I became a little calmer. A little more relaxed. It felt almost as if Mum was here with me, watching from just out of sight, much as she used to stand outside my bedroom door until all the monsters were gone.
Then I heard a noise – a dry
crack
from somewhere close behind.
My heart stopped.
I listened for more. Something was there. I could sense some kind of presence.
The magic torch was no good to me now. My childish prop had spluttered out, darkness crowding in.
I heard it again. The stamp of a foot. The crackle of foliage.
I bit down hard on my lip.
Then I felt the weight of a hand on my left shoulder.
I breathed in too sharply, almost choking on the rank air.
The fingers tightened by the merest fraction. If I hadn’t been so attuned to my senses, I might not have noticed. But the signal seemed clear. I was being told not to react. Not to move or shout out.
I’d risen up on my toes when I’d first felt the hand, and it was a strain to stay that way. The tension burned in the back of my legs.
A finger brushed against my neck. A barely-there stroke. Then no more. The hand remained on my shoulder, fingers poised.
Whoever was touching me, I could feel their breath parting the hairs on my head.
For a dizzying moment, I wondered if it could be David and part of me liked the idea. But wouldn’t he say something? He didn’t seem like the type to scare me. So maybe it was Mark. He had that dangerous reputation and perhaps he’d sensed the liquid thrill that had raced through me when our thighs had been pressed together in the back of the Fiesta.
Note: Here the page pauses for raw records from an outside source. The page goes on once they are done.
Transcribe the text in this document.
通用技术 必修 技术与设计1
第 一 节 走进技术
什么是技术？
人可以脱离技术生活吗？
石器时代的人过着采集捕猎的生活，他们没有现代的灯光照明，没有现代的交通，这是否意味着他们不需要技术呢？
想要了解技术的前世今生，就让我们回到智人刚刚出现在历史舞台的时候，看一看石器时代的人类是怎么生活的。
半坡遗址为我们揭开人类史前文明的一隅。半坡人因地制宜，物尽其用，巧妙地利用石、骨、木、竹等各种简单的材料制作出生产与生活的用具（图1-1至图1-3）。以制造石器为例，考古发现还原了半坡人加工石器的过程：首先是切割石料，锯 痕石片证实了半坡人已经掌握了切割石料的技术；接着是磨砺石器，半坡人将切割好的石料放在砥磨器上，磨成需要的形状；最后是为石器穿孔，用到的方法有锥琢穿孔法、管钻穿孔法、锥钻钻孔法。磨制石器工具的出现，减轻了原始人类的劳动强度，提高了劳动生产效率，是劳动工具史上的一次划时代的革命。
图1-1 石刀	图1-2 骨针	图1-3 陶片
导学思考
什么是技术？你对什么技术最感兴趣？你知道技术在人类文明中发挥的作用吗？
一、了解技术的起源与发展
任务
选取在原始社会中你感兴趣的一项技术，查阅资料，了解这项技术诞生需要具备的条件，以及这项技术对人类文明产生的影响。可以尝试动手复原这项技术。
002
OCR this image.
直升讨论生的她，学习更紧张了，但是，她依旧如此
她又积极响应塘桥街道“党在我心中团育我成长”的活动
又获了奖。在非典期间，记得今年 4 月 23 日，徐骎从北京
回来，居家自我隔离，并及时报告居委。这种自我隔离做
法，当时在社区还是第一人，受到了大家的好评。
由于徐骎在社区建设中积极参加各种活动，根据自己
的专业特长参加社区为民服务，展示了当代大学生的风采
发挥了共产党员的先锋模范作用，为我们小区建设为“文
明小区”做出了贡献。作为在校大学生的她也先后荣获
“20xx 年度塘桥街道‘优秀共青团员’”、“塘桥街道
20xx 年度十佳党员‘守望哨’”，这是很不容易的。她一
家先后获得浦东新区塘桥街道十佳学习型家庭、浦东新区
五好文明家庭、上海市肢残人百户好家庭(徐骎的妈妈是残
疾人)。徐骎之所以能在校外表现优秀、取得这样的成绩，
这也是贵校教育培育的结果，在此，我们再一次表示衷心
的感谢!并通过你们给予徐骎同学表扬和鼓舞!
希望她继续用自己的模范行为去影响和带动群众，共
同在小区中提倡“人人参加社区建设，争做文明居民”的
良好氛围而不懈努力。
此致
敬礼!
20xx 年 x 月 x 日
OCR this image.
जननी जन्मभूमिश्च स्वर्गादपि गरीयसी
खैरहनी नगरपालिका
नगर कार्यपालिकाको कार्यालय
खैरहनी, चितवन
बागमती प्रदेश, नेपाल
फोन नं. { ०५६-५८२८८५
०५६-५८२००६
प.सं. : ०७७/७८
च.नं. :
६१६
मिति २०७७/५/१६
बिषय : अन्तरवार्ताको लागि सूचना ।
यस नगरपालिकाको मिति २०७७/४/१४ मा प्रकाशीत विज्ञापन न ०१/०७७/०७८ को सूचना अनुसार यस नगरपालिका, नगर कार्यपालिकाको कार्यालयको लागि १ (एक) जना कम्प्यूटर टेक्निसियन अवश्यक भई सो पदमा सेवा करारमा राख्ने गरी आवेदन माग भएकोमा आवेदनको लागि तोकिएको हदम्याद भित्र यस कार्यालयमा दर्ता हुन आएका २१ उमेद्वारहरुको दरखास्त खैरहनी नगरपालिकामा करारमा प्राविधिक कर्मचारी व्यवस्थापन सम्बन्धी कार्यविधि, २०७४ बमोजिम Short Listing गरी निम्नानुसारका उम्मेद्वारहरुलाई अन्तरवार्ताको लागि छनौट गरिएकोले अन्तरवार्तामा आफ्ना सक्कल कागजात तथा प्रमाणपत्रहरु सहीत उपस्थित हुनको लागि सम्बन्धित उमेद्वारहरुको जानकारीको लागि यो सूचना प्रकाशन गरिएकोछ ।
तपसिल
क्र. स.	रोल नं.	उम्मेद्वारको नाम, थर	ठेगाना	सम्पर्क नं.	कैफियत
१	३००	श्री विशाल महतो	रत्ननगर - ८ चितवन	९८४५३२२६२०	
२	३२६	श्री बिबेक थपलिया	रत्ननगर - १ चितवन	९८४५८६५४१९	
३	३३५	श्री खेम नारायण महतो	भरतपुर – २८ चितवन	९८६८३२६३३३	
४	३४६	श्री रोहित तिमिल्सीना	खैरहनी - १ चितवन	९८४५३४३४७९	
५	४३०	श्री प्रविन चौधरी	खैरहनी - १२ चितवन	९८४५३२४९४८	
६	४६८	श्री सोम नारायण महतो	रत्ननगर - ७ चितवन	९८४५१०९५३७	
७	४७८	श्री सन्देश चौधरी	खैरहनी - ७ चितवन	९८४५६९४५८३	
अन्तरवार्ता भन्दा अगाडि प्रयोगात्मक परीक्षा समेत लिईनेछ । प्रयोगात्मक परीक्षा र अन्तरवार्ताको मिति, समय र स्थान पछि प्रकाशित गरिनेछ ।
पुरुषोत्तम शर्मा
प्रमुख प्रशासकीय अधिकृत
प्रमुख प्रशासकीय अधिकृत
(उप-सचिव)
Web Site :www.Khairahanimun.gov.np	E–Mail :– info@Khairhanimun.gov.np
Slowly now, the fingers started to move, lifting one after the other, like a pianist running through a halting score. They crabbed sideways towards my collarbone and crept round the side of my neck. They slid up to my mouth. A single finger probed at my lips, and I thought of Rachel’s lipstick there. Of the smudge it might leave.
It’s just a test, I told myself. It’s one of the boys. Scott or Callum. They want me to quit. Pay the forfeit. It’s all just a game.
Perhaps the others had sneaked forwards and gathered round me, too. Perhaps it was an initiation, in a way.
The hand moved on. The fingers walked towards the collar of my jacket and the neckline of my blouse, tracing an invisible path down between my breasts. The hand swivelled round the pivot of a single fingertip and hovered, then closed around my left breast, cupping me tight.
I didn’t move. Didn’t flinch. I could feel the thump of my pulse in my neck.
Then I heard a sudden fast beeping in the distance and the sound of Callum’s voice cut through the suffocating dark.
‘Time’s up. You can all come out now.’
The pressure on my breast lightened instantly. The hand slid away and I heard a fast shuffle of twigs and loose pine needles, followed by the rapid drumming of feet.
I let go of the tree and slumped forwards, clawing my mask from my eyes and wheeling around.
I saw the blur of an arm. A streak of grey. The twang and flutter of a nearby branch.
Then came the whoops and shouts and calls of the others, a whirling, confounding chorus from every direction other than the one I was looking towards.
A queasy shudder rippled through me. Who had touched me, I wondered? And what was I supposed to do about it now?